Mittlerweile ist Kevin Zaborney übrigens Pastor und Inspirations-Redner in Caro, Massachusetts. Auch heute noch – wie schon damals 1989 – ermahnt er seine Zuhörer, wenn es ums Umarmen geht: «Bitte immer zuerst fragen!» Ist der Körperkontakt erwünscht, haben Umarmungen heilende Kräfte.

Na dann: Heute schon jemanden geknuddelt?

Umarmungen: die Top 6

Die Teamumarmung

Pass – Pass – GOOOOOOAL! Alle Spielerinnen der Mannschaft rennen, stürzen sich jubelnd auf die Torschützin. Die applaudierenden Fans fallen sich in die Arme. Wenn etwas Aussergewöhnliches passiert, fallen sich das soziale Tierchen «Mensch» instinktiv in die Arme. Umarmungen stärken den sozialen Zusammenhalt und fördern das Zugehörigkeitsgefühl.

Der klassische Bären-Knuddler

Leute die sich in die Umarmung stürzen und einem die Luft aus den Lungen pressen, sind Bärenknuddler. Passiert dies im gegenseitigen Einverständnis, dann lässt diese Umarmung durch den hohen Druck ganz besonders viele Botenstoffe sprudeln und erhöht die Körperwahrnehmung.
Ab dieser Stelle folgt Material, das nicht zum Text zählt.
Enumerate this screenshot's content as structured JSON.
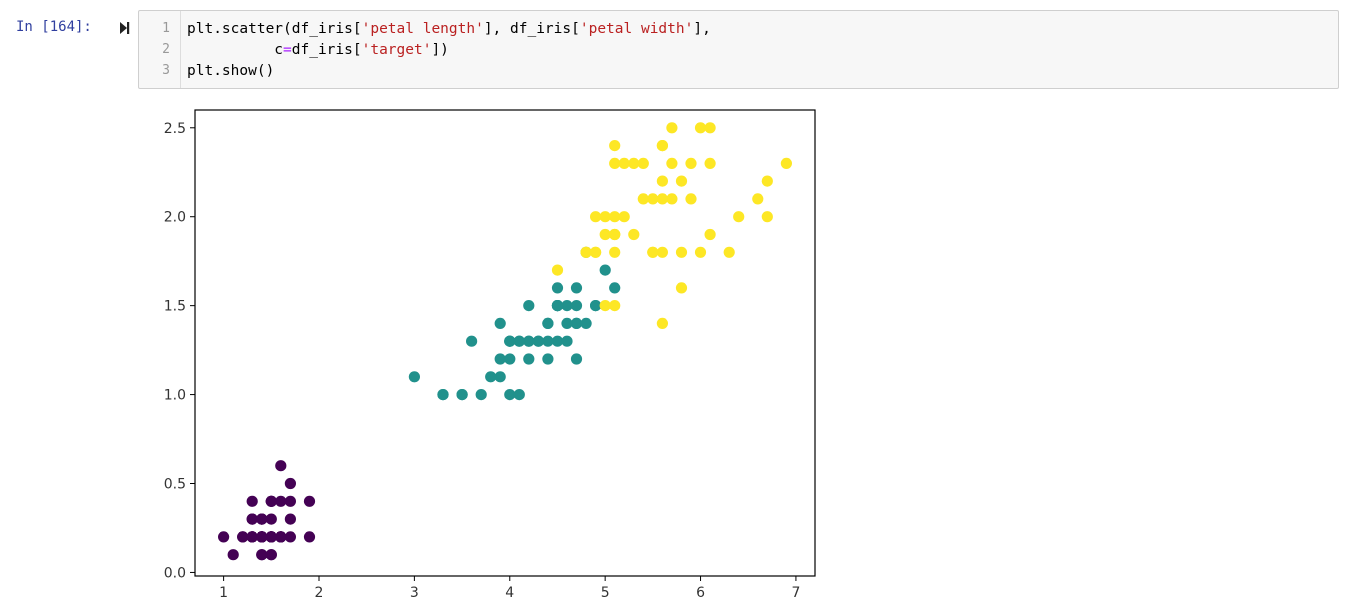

Der gegenseitige, maskuline Dudebro

Männer – vor allem heterosexuelle – tun sich oft noch schwer mit Körperkontakt untereinander. Es gibt wohl keine Umarmung, die diesen Aspekt so pointiert ausdrückt wie die kumpelhafte Umarmung: Man(n) umarmt sich und klopft sich dabei gönnerhaft auf die Schultern. Diese Umarmung sagt: «Wir respektieren uns gegenseitig.»
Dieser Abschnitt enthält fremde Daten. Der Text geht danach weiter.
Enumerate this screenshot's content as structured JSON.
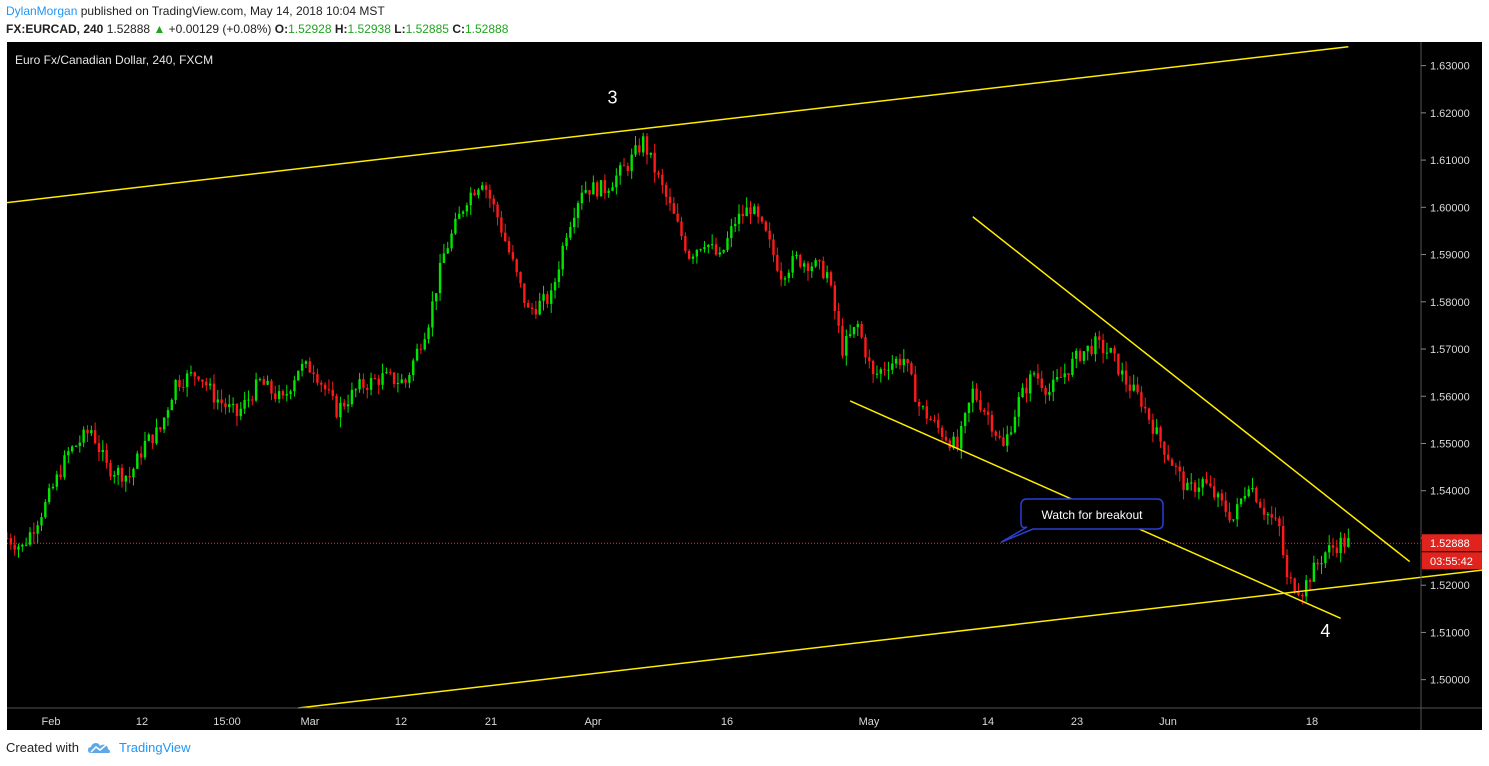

Der einseitige Schraubstock

Alle kennen wohl einige Menschen in ihrer Verwandtschaft, die ab und zu diese Technik anwenden. Die Umarmung ist eng, innig und dauert – ob man will oder nicht – so lange, bis Oma, Opa oder Tante genug vom Knuddeln haben. Der internationale Knuddeltag ist eine gute Gelegenheit, die Knuddel-Etikette mit der eigenen Familie zu besprechen. Und dazu, Mami einmal extra fest zu umarmen.

Die asymmetrische, tröstende Umarmung

Eine asymmetrische Umarmung, bei der die Arme um die Schulter des Gegenübers gelegt werden. Oft wird der Nacken oder Kopf der umarmten Person auch mit den Händen abgeschirmt. Diese beschützende Geste dient dazu, jemanden zu beruhigen oder zu trösten. Wenn uns der emotionale Schmerz eines Mitmenschen fast physisch weh tut, dann sind das Spiegelneuronen in unserem Gehirn, welche die Gefühle des Gegenübers bei uns mitschwingen lassen: Umarmungen sind in einer solchen Situation besser als tausend Worte.

Die halbseitige Umarmung

Halbseitig bedeutet nicht halbherzig: Diese Umarmung signalisiert gutmütige Unterstützung, Stolz oder eine allgemein als positiv empfundene Allianz. Besonders oft wird beispielsweise im Bürokontext so umarmt. Der umarmten Person wird dabei seitlich eingehackt, also den Arm zwischen Hüft- und Schulterhöhe umgelegt. Diese Umarmung sagt: «Mit dir bilde ich eine Phalanx, mit dir stehe ich Schulter an Schulter.»